Achterbahnfahrwerk
Eine Achterbahn-Räderanordnung in seitlicher Aufsicht. Die Underfriction-Räder sind unten. Die drei Radsätze klammern sich um die Schiene.
Schematische Darstellung einer Holzachterbahn Schiene mit Fahrwerk
1: Laufrad, 2: Sidefriction Wheel, 3: Upstop Wheel, 4: Schiene mit Metallauflagen (rot), 5: Wagen

Ein Achterbahnfahrwerk hat die Aufgabe, eine Achterbahn auf den Schienen rollen zu lassen und dabei sicher auf der Spur zu halten.

Inhaltsverzeichnis

Räder

Das Fahrwerk einer modernen Achterbahn besteht üblicherweise aus drei Radpaaren pro Achse, den Laufrädern, den Sidefriction-Wheels und den Underfriction-Wheels. Bei den meisten Stahlachterbahnen sind die Räder jeweils doppelt ausgelegt. Heute sind die Räder meist aus Metall mit einer Kunststoffauflage für die Lauffläche gefertigt. Bei Holzachterbahnen kommen in der Regel Metallräder ohne Kunststofflauffläche zum Einsatz.

Laufräder

Die Laufräder sind die Räder, mit denen die Bahn die meiste Zeit auf der Schiene rollt. Frühe Achterbahnen hatten ausschließlich Laufräder sie ähnelten Eisenbahnrädern. Üblicherweise sind die Laufräder die größten da sie in Tälern durch die auftretenden Kräfte das Analog des mehrfachen Zuggewichtes tragen.

Sidefriction-Wheels

ein Side friction roller coaster, Scenic Railway in Melbourne

Um das Entgleisen der Züge auf kurvigen Strecken zu vermeiden wurden in den achtziger Jahren des 19. Jahrhunderts die seitlich angebrachten Sidefriction-Wheels entwickelt. Damit ausgerüstete Holzachterbahnen, die sogenannten Side friction roller coaster hatten seitlich der Laufschienen angebrachte Führungsbretter, an denen die seitlichen Räder liefen. Die Bahnen fuhren dadurch in einer Art Trog. Bei Holzachterbahnen greifen die Sidefriction-Wheels üblicherweise von innen an die Schiene (siehe Grafik). Bei Stahlachterbahnen gibt es sowohl Varianten bei denen die Räder von Außen an die Stahlschiene greifen, als auch solche bei denen sie innen montiert sind.

Underfriction-Wheels

Die Underfriction-Wheels (auch Up-Lift- oder Up-Stop-Wheels genannt) sind so am Zug befestigt, dass sie von unten an die Schiene greifen. Dadurch kann der Zug bei negativen G-Kräften nicht von den Schienen abheben. Das Design wurde 1919 von John Miller patentiert.[1] Heute gibt es nur noch wenige Bahnen die ausschließlich Sidefriction-Wheels und keine Underfriction-Wheels haben. In dem Fall ist die Fahrt entweder so geplant oder ein Mitarbeiter sorgt als Bremser dafür, dass die Geschwindigkeit nicht so hoch wird, dass die Bahn entgleisen könnte.

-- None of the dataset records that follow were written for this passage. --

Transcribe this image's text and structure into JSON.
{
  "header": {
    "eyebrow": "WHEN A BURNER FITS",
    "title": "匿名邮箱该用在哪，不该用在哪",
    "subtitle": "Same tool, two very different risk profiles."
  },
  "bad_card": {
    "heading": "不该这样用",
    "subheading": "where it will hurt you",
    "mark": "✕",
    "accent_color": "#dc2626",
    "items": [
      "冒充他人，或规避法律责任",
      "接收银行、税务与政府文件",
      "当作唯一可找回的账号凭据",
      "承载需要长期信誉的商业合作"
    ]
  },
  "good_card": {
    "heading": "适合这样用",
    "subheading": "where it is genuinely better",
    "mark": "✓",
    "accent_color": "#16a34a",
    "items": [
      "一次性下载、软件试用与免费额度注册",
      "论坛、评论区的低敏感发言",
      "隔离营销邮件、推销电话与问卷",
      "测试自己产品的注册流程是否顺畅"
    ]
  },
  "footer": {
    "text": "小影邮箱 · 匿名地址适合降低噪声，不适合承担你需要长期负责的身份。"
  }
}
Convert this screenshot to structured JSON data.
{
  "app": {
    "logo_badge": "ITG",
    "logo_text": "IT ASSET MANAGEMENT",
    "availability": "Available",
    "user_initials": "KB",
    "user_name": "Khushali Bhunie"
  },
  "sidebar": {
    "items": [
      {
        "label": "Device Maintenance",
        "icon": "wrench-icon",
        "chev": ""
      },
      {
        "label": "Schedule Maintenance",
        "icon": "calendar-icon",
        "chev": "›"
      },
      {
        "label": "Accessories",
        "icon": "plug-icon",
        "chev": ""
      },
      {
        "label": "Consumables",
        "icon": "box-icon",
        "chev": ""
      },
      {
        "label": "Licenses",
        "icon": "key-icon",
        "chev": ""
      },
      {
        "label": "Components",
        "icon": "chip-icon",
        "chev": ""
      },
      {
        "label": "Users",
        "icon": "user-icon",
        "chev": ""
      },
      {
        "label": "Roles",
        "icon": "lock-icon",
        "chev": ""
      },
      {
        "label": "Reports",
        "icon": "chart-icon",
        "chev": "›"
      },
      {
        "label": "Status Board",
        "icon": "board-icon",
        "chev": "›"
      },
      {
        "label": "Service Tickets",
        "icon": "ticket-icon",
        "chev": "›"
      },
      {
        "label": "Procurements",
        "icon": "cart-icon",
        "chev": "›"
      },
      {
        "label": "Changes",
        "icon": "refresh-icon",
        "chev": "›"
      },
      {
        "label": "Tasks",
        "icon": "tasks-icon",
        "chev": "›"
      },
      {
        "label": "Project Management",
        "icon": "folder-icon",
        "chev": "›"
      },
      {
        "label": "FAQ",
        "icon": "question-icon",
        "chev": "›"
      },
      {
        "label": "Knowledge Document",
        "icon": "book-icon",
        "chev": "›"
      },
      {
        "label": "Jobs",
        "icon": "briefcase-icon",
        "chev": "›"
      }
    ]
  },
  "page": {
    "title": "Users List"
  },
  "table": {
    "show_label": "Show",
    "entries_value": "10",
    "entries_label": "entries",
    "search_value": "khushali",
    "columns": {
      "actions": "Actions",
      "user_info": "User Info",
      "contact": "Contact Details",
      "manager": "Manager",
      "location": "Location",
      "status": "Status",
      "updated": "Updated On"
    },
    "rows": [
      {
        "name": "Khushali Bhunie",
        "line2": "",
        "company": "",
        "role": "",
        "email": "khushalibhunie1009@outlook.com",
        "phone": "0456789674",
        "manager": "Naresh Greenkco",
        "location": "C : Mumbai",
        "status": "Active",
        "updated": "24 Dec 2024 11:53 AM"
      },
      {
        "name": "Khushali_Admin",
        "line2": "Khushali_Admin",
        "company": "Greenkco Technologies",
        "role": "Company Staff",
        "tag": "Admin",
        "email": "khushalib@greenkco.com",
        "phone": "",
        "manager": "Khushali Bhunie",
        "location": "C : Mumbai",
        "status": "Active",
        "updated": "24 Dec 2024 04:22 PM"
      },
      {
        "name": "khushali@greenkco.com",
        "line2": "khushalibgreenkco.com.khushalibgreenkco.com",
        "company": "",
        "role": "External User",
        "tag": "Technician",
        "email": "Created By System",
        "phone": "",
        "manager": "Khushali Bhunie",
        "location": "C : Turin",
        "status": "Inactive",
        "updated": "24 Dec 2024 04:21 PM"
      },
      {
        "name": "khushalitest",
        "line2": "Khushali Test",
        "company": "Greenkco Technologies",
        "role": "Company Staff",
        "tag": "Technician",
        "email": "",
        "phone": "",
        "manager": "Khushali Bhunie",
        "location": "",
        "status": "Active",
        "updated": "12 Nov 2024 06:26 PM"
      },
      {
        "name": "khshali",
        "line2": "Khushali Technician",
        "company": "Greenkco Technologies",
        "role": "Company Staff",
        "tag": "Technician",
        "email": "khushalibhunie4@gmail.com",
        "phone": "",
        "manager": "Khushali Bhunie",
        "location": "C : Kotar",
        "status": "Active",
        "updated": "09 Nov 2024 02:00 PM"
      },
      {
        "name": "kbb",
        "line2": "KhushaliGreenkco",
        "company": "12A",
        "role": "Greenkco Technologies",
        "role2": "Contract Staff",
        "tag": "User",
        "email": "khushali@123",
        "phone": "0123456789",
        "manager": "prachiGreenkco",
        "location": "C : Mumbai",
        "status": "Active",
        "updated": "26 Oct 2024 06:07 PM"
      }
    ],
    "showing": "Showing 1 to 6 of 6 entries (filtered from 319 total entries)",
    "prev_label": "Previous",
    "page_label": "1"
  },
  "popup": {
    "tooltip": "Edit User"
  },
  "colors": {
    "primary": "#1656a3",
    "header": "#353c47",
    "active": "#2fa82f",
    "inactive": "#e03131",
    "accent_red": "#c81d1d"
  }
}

Bei einigen einfachen Achterbahnmodellen sind Side- und Underfriction-Wheels kombiniert zu Rädern die seitlich schräg an die Schiene greifen. Bei anderen (zum Beispiel beim Big Apple greifen die Laufräder konkav um die Schiene und das Herausspringen nach oben wird durch einfache Metallbolzen verhindert.

Rahmen

Drehgestell-Lenkung

RollercoasterChassis Bogie train.svg

Die Rädersets der inneren und äußeren Schiene, von denen hier nur je 2 Laufräder dargestellt sind, sind fix miteinander verbunden. Diese verbindende Achse (B) liegt auf einer Linie mit dem Mittelpunkt der Kurve die die beiden Schienen beschreiben, die Achse verläuft radial zur Kurve und rechtwinkelig zur Schiene. Diese Achse ist drehbar mit dem Wagen verbunden, wie ein Drehgestell mit einem Eisenbahnwaggon. Die Verbindung zwischen vorderer und hinterer Achse ist auf einer Seite mit einem Kugelgelenk, und auf der anderen Seite mit einem "Scharnier", wie bei einer Knicklenkung, versehen. Das Scharnier beschränkt die Bewegung der Verbindungsstange auf eine Ebene, das Kugelgelenk nicht. Dadurch sind auch dreidimensionale Torsionen im Wagen bzw. auf der Achterbahn möglich. [2]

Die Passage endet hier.